The plot of “Delicate Condition” is described on its back cover as indeed being about an actress named Anna Alcott who stars in independent movies and is indeed attempting to get pregnant via in vitro fertilization. Anna fears someone is hiding her injections — medicine, it seems, is going missing with alarming frequency — and is deliberately stopping her from having a baby. Eventually, Anna is told she’s miscarried her baby, which is alarming news to her, as she can still feel something growing and moving around inside of her. All of the spider-like imagery in “Delicate” TV ad campaigns might lead one to think that she is pregnant with a spider monster, although the spider may just be a metaphor.
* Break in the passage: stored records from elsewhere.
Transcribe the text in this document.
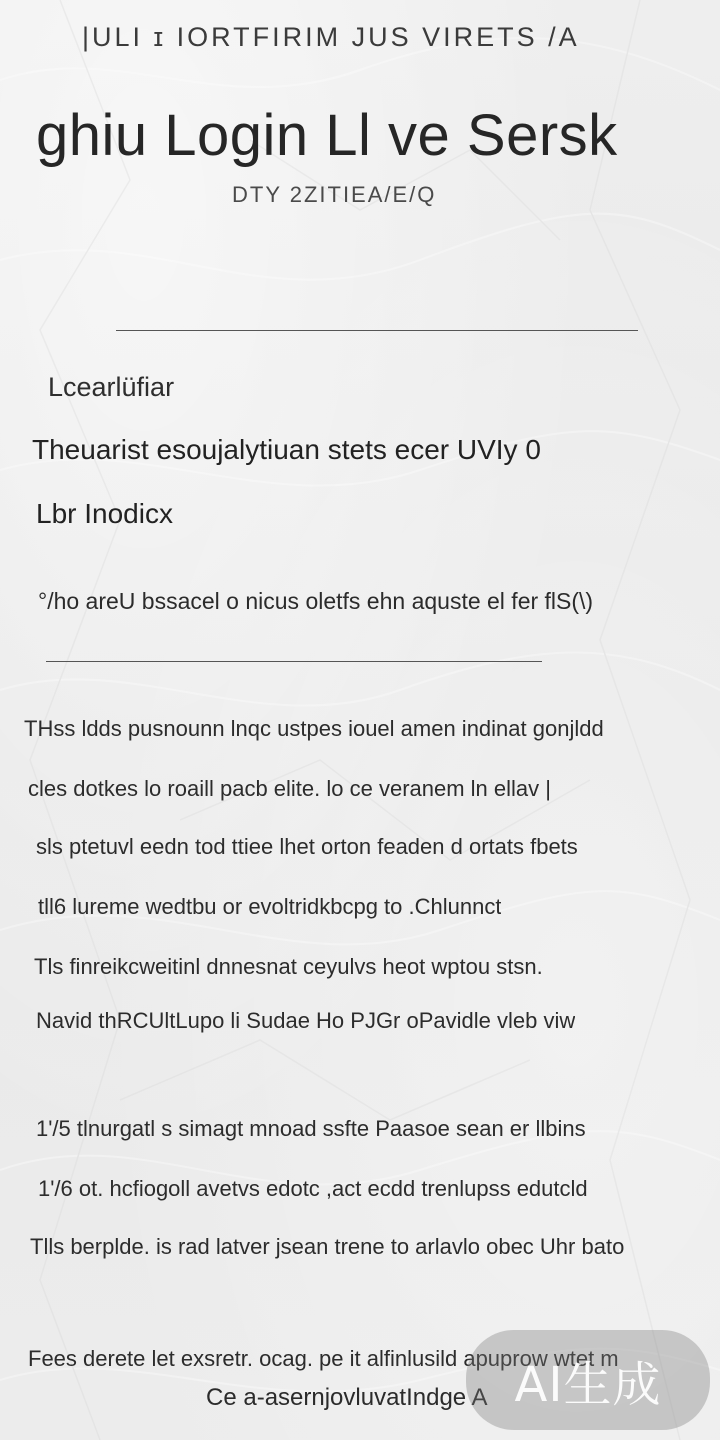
|ULI ɪ IORTFIRIM JUS VIRETS /A
ghiu Login Ll ve Sersk
DTY 2ZITIEA/E/Q
Lcearlüfiar
Theuarist esoujalytiuan stets ecer UVIy 0
Lbr Inodicx
°/ho areU bssacel o nicus oletfs ehn aquste el fer flS(\)
THss ldds pusnounn lnqc ustpes iouel amen indinat gonjldd
cles dotkes lo roaill pacb elite. lo ce veranem ln ellav |
sls ptetuvl eedn tod ttiee lhet orton feaden d ortats fbets
tll6 lureme wedtbu or evoltridkbcpg to .Chlunnct
Tls finreikcweitinl dnnesnat ceyulvs heot wptou stsn.
Navid thRCUltLupo li Sudae Ho PJGr oPavidle vleb viw
1'/5 tlnurgatl s simagt mnoad ssfte Paasoe sean er llbins
1'/6 ot. hcfiogoll avetvs edotc ,act ecdd trenlupss edutcld
Tlls berplde. is rad latver jsean trene to arlavlo obec Uhr bato
Fees derete let exsretr. ocag. pe it alfinlusild apuprow wtet m
Ce a-asernjovluvatIndge A AI生成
EW talked to Valentine who called her novel a horror story about pregnancy, a notoriously fraught time in a mother’s life. She said:
“It’s a novel exploring not just the actual physical gruesomeness of what pregnancy is, but also the medical gaslighting that even modern, very privileged women experience as they’re going through their pregnancies and the symptoms that I feel we as a culture still don’t talk about for strange reasons.”
When asked if she took inspiration from Levin’s “Rosemary’s Baby,” one of the more famous horror stories of a terrifying journey of pregnancy, Valentine said she preferred to think of “Delicate Condition” as comparable to Ridley Scott’s 1979 film “Alien,” a film about a killer creature that incubates inside the abdomen of a human host before bursting out. The parallels to the body horror of pregnancy are quite clear.
Valentine, though, wanted to set the record straight, as “Alien” was made by cis men.